The cause of CRP is not fully known. The main theory that has been advocated is that this entity results from an abnormal host reaction to Malassezia furfur [2]. Other proposed causes include endocrine imbalance and UV exposure [8]. Genetic susceptibility has been suggested in case reports of familiar CRP [9, 10]. It is been thought that CRP may be regarded as a genetic disorder of keratinisation with an abnormal response to secondary colonisation to M. furfur.

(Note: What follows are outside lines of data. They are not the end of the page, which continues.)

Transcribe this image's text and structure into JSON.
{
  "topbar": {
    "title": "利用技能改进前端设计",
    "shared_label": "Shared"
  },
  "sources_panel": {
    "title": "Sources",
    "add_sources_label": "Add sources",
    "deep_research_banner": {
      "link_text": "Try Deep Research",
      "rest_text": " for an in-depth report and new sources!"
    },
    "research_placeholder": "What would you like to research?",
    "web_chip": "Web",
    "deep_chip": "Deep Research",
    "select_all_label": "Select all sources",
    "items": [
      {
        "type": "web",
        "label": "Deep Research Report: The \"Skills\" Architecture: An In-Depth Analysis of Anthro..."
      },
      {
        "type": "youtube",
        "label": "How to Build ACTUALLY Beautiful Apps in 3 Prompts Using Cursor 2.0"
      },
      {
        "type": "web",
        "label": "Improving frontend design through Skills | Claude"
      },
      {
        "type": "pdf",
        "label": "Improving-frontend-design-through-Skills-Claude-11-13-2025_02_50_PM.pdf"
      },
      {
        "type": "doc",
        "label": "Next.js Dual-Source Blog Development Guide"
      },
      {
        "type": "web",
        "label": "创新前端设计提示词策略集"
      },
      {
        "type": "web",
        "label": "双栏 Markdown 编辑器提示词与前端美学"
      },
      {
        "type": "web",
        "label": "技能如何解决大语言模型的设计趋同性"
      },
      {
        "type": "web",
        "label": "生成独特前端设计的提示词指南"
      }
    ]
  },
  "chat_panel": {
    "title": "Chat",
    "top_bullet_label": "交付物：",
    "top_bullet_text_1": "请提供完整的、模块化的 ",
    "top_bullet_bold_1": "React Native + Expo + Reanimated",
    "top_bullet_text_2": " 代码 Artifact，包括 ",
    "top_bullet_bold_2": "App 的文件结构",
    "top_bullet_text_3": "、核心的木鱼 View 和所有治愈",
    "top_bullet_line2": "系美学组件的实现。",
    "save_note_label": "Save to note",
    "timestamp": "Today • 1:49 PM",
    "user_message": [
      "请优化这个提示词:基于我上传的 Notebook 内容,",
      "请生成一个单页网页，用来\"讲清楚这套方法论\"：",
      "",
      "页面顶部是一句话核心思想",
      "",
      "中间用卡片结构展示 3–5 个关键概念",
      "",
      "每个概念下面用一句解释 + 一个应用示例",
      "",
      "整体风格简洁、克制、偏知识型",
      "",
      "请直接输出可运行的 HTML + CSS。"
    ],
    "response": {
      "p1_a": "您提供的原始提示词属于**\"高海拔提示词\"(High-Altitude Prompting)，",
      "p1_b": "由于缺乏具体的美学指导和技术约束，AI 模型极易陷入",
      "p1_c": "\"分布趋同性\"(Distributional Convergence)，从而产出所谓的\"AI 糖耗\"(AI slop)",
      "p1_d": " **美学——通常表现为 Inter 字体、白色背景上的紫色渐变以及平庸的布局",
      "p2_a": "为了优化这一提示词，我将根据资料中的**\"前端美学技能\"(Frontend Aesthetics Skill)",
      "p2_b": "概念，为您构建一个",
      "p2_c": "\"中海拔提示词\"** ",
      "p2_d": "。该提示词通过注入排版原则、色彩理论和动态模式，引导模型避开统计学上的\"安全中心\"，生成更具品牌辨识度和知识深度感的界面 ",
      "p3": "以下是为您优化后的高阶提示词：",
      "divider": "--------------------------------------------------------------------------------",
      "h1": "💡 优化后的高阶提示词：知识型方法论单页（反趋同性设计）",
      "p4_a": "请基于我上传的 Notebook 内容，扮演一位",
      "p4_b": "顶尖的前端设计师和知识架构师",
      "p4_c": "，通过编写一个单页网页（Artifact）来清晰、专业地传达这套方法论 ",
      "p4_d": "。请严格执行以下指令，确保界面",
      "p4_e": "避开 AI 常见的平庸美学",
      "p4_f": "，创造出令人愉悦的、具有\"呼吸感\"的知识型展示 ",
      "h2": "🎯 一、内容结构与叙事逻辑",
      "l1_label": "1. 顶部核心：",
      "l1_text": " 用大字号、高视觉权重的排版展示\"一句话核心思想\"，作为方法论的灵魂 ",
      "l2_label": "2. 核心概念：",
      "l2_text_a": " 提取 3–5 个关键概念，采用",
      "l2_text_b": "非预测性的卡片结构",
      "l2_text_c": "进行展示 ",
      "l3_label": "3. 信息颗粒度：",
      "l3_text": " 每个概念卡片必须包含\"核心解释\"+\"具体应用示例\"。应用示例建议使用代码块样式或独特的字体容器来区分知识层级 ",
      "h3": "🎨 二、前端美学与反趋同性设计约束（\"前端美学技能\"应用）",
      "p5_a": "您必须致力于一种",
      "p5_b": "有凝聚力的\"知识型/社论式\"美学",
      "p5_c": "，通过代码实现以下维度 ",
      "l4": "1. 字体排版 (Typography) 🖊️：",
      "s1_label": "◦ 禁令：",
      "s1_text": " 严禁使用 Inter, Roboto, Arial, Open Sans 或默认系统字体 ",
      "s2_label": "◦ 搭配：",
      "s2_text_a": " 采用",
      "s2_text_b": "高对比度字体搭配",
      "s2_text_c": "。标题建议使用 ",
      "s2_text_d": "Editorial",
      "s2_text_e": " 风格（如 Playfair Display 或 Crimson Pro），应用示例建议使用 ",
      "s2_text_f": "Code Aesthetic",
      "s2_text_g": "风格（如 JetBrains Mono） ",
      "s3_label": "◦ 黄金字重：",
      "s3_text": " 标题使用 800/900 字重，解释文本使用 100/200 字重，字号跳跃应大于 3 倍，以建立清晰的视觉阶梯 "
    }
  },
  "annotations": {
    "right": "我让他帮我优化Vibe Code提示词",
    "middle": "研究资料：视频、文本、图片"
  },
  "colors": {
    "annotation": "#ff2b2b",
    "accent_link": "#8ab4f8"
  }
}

Carteaud proposed that antibiotics might help [11]. Good response to minocycline has been noted in many studies [3, 12–17] and is considered the treatment of choice. Minocycline was given for 1–3 months with a vast majority achieving complete clearance. Recurrence after stopping minocycline had been documented in some patients. It is believed that antibiotics mediate changes through their anti-inflammatory actions rather than antibacterial actions. In contrast, there is poor response to antifungals. Other beneficial medications include isotretinoin [18], topical tretinoin [19], topical tazarotene [20], calcipotriol [21], selenium sulphide [6], tacalcitol [22], and tacrolimus. Tinea versicolour will sometimes co-exist with the condition and potassium hydroxide preparation can be helpful in identifying patients who would benefit from topical antifungal therapy.